Frankfurter Börsenwoche
Die Nervosität steigt
Sowohl der Deutsche Aktienindex (Dax) als auch die US-Leitindizes gaben am Freitag deutlich nach. Die Bilanzsaison dürfte Anlegern diese Woche allerdings neue Impulse liefern. Am Dienstag öffnen in den USA mehrere Großkonzerne die Bücher, die von der Corona-Pandemie profitiert haben dürften: Der Pharmakonzern Pfizer, Partner des deutschen Impfstoffproduzenten Biontech, das Online-Kaufhaus Amazon, Alphabet als Betreiber der Suchmaschine Google und der Paketzusteller UPS.

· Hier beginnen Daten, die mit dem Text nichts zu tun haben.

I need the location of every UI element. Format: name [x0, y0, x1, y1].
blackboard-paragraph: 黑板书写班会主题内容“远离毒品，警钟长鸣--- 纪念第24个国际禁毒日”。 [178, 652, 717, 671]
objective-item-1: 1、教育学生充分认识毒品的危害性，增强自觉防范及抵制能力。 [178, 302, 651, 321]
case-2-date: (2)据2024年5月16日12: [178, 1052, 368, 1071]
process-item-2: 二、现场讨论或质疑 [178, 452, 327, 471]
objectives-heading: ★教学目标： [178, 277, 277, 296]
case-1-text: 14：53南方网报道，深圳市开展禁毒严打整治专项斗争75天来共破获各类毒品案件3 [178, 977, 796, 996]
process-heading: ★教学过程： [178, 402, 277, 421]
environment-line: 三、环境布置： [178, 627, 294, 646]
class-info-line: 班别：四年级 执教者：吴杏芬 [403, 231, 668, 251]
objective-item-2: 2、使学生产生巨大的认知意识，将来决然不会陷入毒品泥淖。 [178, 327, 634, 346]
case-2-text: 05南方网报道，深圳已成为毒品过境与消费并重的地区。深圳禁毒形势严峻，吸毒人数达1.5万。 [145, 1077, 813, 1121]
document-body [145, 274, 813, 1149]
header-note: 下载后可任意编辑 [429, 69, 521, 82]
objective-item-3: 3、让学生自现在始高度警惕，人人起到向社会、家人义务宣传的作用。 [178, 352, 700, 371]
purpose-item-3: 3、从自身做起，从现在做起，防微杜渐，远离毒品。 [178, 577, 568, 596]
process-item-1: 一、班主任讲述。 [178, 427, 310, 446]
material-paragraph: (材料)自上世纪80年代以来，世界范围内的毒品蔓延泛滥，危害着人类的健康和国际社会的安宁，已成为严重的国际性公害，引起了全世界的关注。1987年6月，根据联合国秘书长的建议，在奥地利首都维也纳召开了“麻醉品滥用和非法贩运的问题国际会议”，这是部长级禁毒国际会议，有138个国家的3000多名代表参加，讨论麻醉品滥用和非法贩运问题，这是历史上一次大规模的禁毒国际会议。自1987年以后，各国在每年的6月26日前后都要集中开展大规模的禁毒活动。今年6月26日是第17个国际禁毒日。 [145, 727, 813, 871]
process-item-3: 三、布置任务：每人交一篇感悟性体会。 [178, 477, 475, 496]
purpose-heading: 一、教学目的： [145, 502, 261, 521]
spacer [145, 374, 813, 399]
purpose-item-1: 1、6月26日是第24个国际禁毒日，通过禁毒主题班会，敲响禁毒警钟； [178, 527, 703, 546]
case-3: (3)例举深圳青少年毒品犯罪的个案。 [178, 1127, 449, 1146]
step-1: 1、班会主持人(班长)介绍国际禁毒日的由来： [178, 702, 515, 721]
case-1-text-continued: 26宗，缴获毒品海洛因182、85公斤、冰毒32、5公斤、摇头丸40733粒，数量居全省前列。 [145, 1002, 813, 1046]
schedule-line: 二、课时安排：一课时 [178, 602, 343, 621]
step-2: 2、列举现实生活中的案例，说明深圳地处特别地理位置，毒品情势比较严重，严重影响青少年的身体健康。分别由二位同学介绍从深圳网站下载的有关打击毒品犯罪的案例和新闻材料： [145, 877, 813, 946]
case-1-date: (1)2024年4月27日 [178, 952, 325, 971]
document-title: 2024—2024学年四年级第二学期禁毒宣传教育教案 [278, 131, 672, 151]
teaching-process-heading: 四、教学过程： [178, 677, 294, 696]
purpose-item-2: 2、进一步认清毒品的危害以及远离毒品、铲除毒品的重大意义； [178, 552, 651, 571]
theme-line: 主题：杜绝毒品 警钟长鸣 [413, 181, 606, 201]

Am Mittwoch lädt der Technologiekonzern Siemens zur virtuellen Hauptversammlung, bei der auch die endgültigen Zahlen für das erste Quartal veröffentlicht werden. Erste Eckdaten hatte das Unternehmen bereits vorletzte Woche vermeldet, sie lagen über den Markterwartungen. Gute Nachrichten erhoffen sich Beobachter auch von der Deutschen Bank, die am Donnerstag ihre Jahresbilanz veröffentlicht. Nach jahrelanger Durststrecke dürfte das Institut nach Einschätzung von Analysten erstmals wieder so viel Geld verdient haben, dass auch nach Abzug der Steuern sowie der Zinszahlungen an Anleihegläubiger noch ein Gewinn übrig bleibt. Beim kriselnden Industriekonzern Thyssen-Krupp, dessen Aktionäre sich am Freitag per Video-Schalte zur Hauptversammlung zusammenschließen, ist eine Trendwende dagegen nicht in Sicht. Die jüngsten Kursrücksetzer zeugten von einer wachsenden Nervosität, aber auch von einem Realitätscheck, kommentiert die Landesbank Baden-Württemberg (LBBW).